A multifractal surrogate data generation algorithm that preserves pointwise Holder regularity structure, with initial applications to turbulence

TL;DR

This paper introduces the IAAWT algorithm, a wavelet-based method for generating surrogate data that preserves multifractal properties and pointwise Holder regularity, useful for turbulence analysis and hypothesis testing.

Contribution

The paper presents a novel wavelet-based surrogate data generation algorithm that maintains multifractal and regularity structures, enabling advanced hypothesis testing in complex systems.

Findings

Preserves multifractal properties of data.

Allows testing of oscillating singularities.

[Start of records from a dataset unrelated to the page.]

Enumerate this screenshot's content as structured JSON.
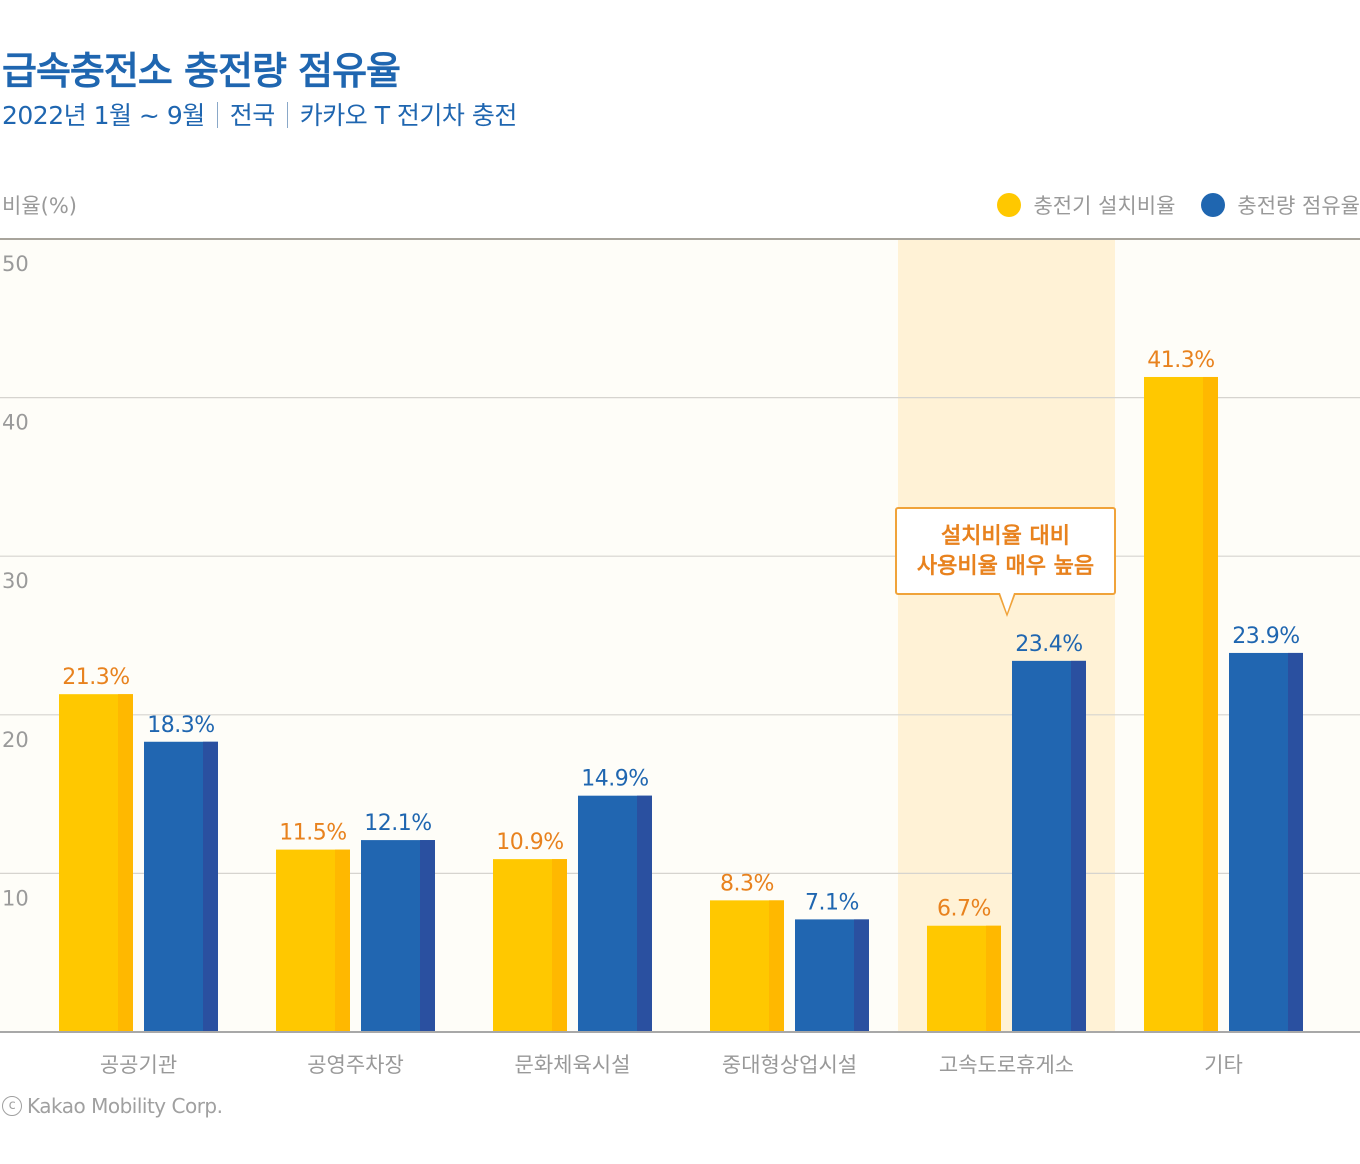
{
  "header": {
    "title": "급속충전소 충전량 점유율",
    "subtitle_parts": [
      "2022년 1월 ~ 9월",
      "전국",
      "카카오 T 전기차 충전"
    ]
  },
  "legend": {
    "items": [
      {
        "label": "충전기 설치비율",
        "color": "#ffc800"
      },
      {
        "label": "충전량 점유율",
        "color": "#1f66b0"
      }
    ]
  },
  "callout": {
    "lines": [
      "설치비율 대비",
      "사용비율 매우 높음"
    ],
    "target_category": "고속도로휴게소",
    "color": "#e8821e"
  },
  "footer": {
    "copyright_symbol": "c",
    "text": "Kakao Mobility Corp."
  },
  "colors": {
    "install_bar": "#ffc800",
    "install_bar_shade": "#ffb800",
    "install_label": "#e8821e",
    "share_bar": "#2166b1",
    "share_bar_shade": "#2a50a0",
    "share_label": "#1f66b0",
    "highlight_band": "#fff2d6",
    "plot_background": "#fefdf8"
  },
  "chart_data": {
    "type": "bar",
    "title": "급속충전소 충전량 점유율",
    "subtitle": "2022년 1월 ~ 9월 | 전국 | 카카오 T 전기차 충전",
    "xlabel": "",
    "ylabel": "비율(%)",
    "ylim": [
      0,
      50
    ],
    "yticks": [
      10,
      20,
      30,
      40,
      50
    ],
    "grid": true,
    "legend_position": "top-right",
    "categories": [
      "공공기관",
      "공영주차장",
      "문화체육시설",
      "중대형상업시설",
      "고속도로휴게소",
      "기타"
    ],
    "highlighted_category": "고속도로휴게소",
    "series": [
      {
        "name": "충전기 설치비율",
        "values": [
          21.3,
          11.5,
          10.9,
          8.3,
          6.7,
          41.3
        ],
        "labels": [
          "21.3%",
          "11.5%",
          "10.9%",
          "8.3%",
          "6.7%",
          "41.3%"
        ]
      },
      {
        "name": "충전량 점유율",
        "values": [
          18.3,
          12.1,
          14.9,
          7.1,
          23.4,
          23.9
        ],
        "labels": [
          "18.3%",
          "12.1%",
          "14.9%",
          "7.1%",
          "23.4%",
          "23.9%"
        ]
      }
    ]
  }
}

Enables hypothesis testing on data coupling structures.

Abstract

An algorithm is described that can generate random variants of a time series or image while preserving the probability distribution of original values and the pointwise Holder regularity. Thus, it preserves the multifractal properties of the data. Our algorithm is similar in principle to well-known algorithms based on the preservation of the Fourier amplitude spectrum and original values of a time series. However, it is underpinned by a dual-tree complex wavelet transform rather than a Fourier transform. Our method, which we term the Iterated Amplitude Adjusted Wavelet Transform (IAAWT) method can be used to generate bootstrapped versions of multifractal data and, because it preserves the pointwise Holder regularity but not the local Holder regularity, it can be used to test hypotheses concerning the presence of oscillating singularities in a time series, an important feature of turbulence and econophysics data. Because the locations of the data values are randomized with respect to the multifractal structure, hypotheses about their mutual coupling can be tested, which is important for the velocity-intermittency structure of turbulence and self-regulating processes.